A transferência também foi uma aventura, porque na Farmacêutica aqui em São Paulo tinha umas senhoras… A dona Miquelina, por exemplo: tradicionais, mulheres, senhoras que trabalhavam, [que] moravam lá perto no bairro, vinham à pé, há muitos anos trabalhando. Mudar pra São José, nem pensar. Então contratamos pessoas lá em São José, alugamos ônibus e trouxemos essas senhoras, mulheres, moças - que seja - para São Paulo. Elas ficavam ao lado da turma velha e voltavam à noite. Fizemos isso acho que durante um mês ou dois meses, então [foi] um treinamento para pessoal. Quando nós transferimos tudo, então essas pessoas, entre aspas, eram treinadas, só que uma coisa era trabalhar junto com uma pessoa que já sabia e outra coisa trabalhar sozinha, né? (risos) Claro, a gente estava preparado, fizemos inventários para compensar as baixas de produção, mas foi penoso e infelizmente nem todas essas pessoas que nós treinamos aguentaram o tranco de fazer a coisa. O Fermino apanhou bastante durante essa fase porque ele era o gerente da fábrica, responsável pela produção.

P/1- Você falou do caso da dona Miquelina, por exemplo. O que de especial envolveu essa funcionária?

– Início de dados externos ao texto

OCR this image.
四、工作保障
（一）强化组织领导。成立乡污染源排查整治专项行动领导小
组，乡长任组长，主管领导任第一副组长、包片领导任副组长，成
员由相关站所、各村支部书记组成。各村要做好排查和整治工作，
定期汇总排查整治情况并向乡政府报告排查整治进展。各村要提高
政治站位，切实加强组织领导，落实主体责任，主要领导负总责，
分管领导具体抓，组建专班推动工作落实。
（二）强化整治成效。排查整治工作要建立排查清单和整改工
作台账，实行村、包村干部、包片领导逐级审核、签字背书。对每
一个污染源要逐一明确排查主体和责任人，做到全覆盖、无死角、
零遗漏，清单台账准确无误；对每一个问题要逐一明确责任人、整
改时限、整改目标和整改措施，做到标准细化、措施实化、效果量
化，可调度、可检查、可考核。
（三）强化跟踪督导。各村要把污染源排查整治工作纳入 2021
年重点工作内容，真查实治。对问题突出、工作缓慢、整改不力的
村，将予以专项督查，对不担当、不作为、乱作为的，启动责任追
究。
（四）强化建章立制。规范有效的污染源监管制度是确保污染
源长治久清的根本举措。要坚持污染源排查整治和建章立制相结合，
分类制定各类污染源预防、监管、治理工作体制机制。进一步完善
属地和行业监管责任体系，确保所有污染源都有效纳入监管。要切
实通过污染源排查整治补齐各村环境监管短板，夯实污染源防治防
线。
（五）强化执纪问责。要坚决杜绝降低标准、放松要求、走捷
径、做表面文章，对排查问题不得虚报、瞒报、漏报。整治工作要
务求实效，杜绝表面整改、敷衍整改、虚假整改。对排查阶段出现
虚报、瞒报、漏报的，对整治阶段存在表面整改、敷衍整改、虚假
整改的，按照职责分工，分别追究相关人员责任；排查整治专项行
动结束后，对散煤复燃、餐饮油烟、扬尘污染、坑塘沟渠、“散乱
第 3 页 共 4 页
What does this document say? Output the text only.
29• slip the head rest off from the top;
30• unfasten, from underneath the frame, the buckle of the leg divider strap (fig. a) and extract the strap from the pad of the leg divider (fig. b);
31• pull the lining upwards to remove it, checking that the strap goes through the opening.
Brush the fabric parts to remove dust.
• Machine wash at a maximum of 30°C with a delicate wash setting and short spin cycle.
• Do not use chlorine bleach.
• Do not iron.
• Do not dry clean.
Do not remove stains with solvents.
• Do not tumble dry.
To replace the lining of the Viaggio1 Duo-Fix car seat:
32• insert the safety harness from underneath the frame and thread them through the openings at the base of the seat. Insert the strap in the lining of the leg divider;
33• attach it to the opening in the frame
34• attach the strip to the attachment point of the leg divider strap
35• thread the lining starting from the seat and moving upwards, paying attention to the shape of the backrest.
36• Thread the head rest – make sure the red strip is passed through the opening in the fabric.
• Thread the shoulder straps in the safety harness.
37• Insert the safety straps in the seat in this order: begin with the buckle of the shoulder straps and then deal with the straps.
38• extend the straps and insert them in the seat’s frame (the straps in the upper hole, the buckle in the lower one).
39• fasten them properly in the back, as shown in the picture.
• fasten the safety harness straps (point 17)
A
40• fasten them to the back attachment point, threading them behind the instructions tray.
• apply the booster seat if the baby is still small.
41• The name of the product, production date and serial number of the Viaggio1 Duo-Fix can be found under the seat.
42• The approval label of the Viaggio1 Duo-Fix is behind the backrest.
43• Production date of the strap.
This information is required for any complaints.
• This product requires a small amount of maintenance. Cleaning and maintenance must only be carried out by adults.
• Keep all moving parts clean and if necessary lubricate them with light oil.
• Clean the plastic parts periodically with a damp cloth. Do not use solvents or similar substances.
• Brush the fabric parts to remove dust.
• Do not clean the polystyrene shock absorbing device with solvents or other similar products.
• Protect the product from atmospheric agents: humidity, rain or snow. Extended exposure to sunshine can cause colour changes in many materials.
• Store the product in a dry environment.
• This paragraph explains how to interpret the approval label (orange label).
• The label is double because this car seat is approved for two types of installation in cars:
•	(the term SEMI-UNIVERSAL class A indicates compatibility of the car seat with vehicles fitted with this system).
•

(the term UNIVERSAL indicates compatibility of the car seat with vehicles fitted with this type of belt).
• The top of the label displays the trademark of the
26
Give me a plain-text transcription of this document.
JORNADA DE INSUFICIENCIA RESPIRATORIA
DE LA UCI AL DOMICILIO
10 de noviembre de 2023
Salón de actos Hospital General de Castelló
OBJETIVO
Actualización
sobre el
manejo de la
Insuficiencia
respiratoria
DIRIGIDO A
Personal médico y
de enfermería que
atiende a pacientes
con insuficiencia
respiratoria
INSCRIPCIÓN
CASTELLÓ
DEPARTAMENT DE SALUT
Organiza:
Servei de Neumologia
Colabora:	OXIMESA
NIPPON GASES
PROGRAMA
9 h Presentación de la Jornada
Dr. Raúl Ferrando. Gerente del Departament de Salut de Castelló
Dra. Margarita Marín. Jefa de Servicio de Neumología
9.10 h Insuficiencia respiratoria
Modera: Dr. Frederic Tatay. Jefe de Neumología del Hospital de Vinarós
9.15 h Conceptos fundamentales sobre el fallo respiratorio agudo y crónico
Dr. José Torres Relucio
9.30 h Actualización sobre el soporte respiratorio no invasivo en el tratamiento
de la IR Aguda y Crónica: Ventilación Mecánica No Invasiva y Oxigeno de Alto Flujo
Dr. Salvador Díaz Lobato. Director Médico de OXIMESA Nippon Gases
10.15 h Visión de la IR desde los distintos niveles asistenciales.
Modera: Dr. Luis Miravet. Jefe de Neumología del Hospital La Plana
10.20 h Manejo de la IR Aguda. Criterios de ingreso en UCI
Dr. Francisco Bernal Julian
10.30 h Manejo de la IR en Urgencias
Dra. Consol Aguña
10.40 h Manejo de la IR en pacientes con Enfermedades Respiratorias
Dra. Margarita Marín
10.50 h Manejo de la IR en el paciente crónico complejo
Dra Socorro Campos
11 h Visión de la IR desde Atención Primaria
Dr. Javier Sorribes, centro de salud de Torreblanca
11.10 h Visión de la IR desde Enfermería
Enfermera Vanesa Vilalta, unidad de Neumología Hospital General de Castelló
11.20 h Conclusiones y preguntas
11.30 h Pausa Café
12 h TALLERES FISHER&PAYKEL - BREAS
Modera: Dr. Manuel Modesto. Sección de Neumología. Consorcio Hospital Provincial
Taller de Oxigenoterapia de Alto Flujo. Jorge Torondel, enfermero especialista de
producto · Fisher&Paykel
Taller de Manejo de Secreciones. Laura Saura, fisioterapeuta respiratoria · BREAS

R - Quem, a dona Miquelina? Bom, acho que ela tem quarenta anos de casa, ela trabalhou muito tempo lá. Ela veio para São José. Eu não sei se ela chegou a residir em São José porque na hora da mudança nós colocamos um ônibus à disposição, um ou dois para pessoas que tinha problemas de mudar; eram pessoas que nós dávamos valor justamente pelo tempo de casa. Então durante muitos anos tinha ônibus saindo de São Paulo e voltando, esse pessoal, e acho que a dona Miquelina estava entre essas pessoas.
Voltando à Farmacêutica, o Fermino também mudou para São José e acho que houve um problema de adaptação da família dele. No fim ele se desligou da empresa, voltou pra São Paulo para uma outra empresa como gerente da produção farmacêutica. Mas nós tivemos - da minha parte, pelo menos - um ótimo relacionamento. Não se ele vai dizer a mesma coisa... (risos) Mas eu acho [que] fomos bem e trabalhamos bem juntos.
Tive que contratar um outro, promovi uma pessoa, o Armando - acho que primeiro foi o Ivo, o Ivo Radesca assumiu. O Ivo, que era da pesquisa e desenvolvimento, que entrou como gerente de produção. O Ivo também é uma pessoa fora de série, um conhecimento de causa enorme. Ele fez trabalhos fantásticos pra Johnson de adaptar fórmulas que vinham do exterior para as condições brasileiras. Mas não era tanto o homem de produção, era mais realmente o homem de desenvolvimento de pesquisa. Depois de um certo tempo, nós o deixamos voltar para desenvolvimento e e promovemos o Armando Pencionalo. Ele acabou saindo algum tempo depois que eu me aposentei, não sei exatamente as circunstâncias e depois voltou, voltou para gerenciar a Johnson em Jaguariúna. E depois aquela fábrica foi desativada, ele voltou para São José e agora é diretor industrial consumer e continua na Johnson. Também é um excelente profissional.
Bom, comecei na Farmacêutica na área industrial. Depois, aos poucos, eu recebi outras incumbências, recebi a área veterinária porque eu já tinha experiências de produtos veterinários na Pfizer. Depois assumi o gerenciamento dos produtos diagnósticos, divisões menores, mais pra gente ganhar experiência em áreas diferentes, não técnicas. Eu respondia ao senhor Bill Bexter e o Bill me deu muito apoio nessas coisas. Eu também fiz uns cursos complementares de marketing; eram coisas muito novas para mim, porque [durante] todo aquele tempo anterior eu sempre me ocupava na área técnica industrial.
Acho que [em] 75, 76 está naquele coisa que eu lhe disse. Eu assumi como gerente geral da área, toda a área Farmacêutica, já com responsabilidade na área financeira. Tinha um excelente gerente financeiro, o senhor John Canyon; é um inglês que trabalhou comigo durante muitos anos; O Walter respondia a mim como gerente de controle de qualidade e o Ivo, o Walter, o John Canyon e o Armando Pencionalo. Depois tinha o Ximenes, na área de vendas. Eu realmente tinha toda a parte farmacêutica sob a minha responsabilidade, respondendo ao senhor Bexter que tinha essa e mais a Eticon. Aquele organograma mostra essa situação.
P/1 - Isto foi em 71 quando a primeira divisão da Farmacêutica, administrativa?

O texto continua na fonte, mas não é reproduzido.